Hat das Ganze etwas mit der aktuellen Klimakrise zu tun? «Eine zentrale Frage», sagt der Regisseur, «auch für uns. Aber wir entschieden uns gegen einen erneuten Mahnfinger in Richtung Apokalypse. Stattdessen geht es uns um eine geschärfte Wahrnehmung unserer Umwelt und darum, zu sehen, was wir damit verlieren würden». «Aaah, aaah, aaah!!» Aus den Schauspielerinnen Chantal Dubs, Vivianne Mösli und dem Musiker Dominik Blumer seufzt und schallt es unisono, während sie in Schlafsäcken aufeinander zuhüpfen.

Es geht jetzt um das Geruchsempfinden eines Monarchfalters, der im Hintergrund auf einer Videoprojektion zu sehen ist, während zugleich Texte über eine Leinwand laufen. Dann wiederum denkt sich das Ensemble «60 Sekunden in das Gehirn eines Wiesels hinein»

Den dramaturgischen Bogen entwerfen sie noch

Hat es funktioniert?

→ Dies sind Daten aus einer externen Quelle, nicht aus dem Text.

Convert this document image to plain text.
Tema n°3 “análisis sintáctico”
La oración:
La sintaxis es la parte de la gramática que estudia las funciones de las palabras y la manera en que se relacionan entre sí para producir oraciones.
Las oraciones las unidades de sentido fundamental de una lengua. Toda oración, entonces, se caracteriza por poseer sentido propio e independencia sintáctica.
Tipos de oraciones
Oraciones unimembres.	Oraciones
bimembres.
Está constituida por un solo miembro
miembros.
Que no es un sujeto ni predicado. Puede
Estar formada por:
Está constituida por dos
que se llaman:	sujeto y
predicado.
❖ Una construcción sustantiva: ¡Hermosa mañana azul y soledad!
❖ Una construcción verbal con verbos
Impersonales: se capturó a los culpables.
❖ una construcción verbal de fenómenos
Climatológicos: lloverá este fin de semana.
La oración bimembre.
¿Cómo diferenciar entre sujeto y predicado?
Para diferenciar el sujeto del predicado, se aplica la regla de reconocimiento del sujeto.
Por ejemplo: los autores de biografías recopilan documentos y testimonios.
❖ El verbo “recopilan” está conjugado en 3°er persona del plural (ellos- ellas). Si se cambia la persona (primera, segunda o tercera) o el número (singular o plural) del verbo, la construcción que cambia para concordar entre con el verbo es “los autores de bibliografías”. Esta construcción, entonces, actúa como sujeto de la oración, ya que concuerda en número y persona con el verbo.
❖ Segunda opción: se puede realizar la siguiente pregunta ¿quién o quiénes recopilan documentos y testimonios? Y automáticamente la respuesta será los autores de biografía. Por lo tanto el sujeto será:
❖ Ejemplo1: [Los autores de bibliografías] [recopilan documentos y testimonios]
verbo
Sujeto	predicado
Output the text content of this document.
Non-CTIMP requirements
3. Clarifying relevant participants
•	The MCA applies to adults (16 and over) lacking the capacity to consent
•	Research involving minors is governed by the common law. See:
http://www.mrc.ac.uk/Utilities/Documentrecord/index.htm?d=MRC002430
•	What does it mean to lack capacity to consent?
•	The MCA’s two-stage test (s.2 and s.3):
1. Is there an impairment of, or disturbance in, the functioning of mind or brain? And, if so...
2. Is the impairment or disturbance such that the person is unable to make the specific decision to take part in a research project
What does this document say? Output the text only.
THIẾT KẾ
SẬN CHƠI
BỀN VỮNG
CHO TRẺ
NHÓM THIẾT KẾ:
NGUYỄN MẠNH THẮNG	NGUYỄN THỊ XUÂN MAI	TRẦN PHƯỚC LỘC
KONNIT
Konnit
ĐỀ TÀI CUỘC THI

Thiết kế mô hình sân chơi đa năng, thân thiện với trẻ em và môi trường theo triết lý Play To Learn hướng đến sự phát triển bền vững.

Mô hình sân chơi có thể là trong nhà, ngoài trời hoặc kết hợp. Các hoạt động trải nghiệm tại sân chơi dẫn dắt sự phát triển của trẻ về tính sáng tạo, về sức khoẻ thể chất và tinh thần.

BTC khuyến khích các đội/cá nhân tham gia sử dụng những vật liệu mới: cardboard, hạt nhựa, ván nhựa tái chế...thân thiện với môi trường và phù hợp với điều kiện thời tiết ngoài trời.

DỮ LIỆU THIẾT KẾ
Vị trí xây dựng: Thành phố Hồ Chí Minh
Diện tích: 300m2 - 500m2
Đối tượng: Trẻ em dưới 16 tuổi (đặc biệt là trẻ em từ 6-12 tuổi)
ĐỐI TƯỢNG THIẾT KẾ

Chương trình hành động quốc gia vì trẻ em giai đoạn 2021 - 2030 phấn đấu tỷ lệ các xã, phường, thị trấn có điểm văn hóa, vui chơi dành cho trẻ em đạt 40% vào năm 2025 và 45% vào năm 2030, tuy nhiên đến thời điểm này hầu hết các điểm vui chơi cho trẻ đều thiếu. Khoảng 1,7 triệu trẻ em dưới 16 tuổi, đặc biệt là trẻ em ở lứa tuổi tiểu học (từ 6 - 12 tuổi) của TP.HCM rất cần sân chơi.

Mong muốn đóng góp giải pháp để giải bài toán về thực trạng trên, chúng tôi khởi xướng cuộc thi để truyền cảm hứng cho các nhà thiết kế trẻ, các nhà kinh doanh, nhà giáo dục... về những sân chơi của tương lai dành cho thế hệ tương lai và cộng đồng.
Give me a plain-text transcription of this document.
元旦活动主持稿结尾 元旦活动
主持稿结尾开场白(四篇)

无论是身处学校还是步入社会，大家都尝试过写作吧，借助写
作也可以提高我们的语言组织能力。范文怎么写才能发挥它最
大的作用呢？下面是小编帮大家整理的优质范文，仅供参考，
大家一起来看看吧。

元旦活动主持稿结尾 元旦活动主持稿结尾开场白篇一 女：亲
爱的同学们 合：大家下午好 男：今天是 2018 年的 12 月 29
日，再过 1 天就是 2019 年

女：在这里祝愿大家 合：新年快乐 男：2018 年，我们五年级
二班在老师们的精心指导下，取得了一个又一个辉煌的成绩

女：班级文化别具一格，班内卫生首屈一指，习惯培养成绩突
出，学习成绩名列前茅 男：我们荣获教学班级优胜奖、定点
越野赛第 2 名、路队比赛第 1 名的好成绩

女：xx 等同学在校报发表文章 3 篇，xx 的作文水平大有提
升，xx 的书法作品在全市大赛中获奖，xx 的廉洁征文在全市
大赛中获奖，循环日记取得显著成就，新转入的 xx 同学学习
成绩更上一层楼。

Das Team berät sich, kniend, liegend auf der Bühne. «Wie sollen wir Lichtgeschwindigkeit im All darstellen?» Gute Frage. Später sagt Bürgin: «Unser Stück soll auch eine Befreiung sein, weil wir bewusst keine vorgegebene Textvorlage verwenden. Gleichzeitig schwingt immer ein Risiko mit, weil es noch keinen dramaturgischen Bogen gibt, sondern wir diesen erst entwerfen müssen.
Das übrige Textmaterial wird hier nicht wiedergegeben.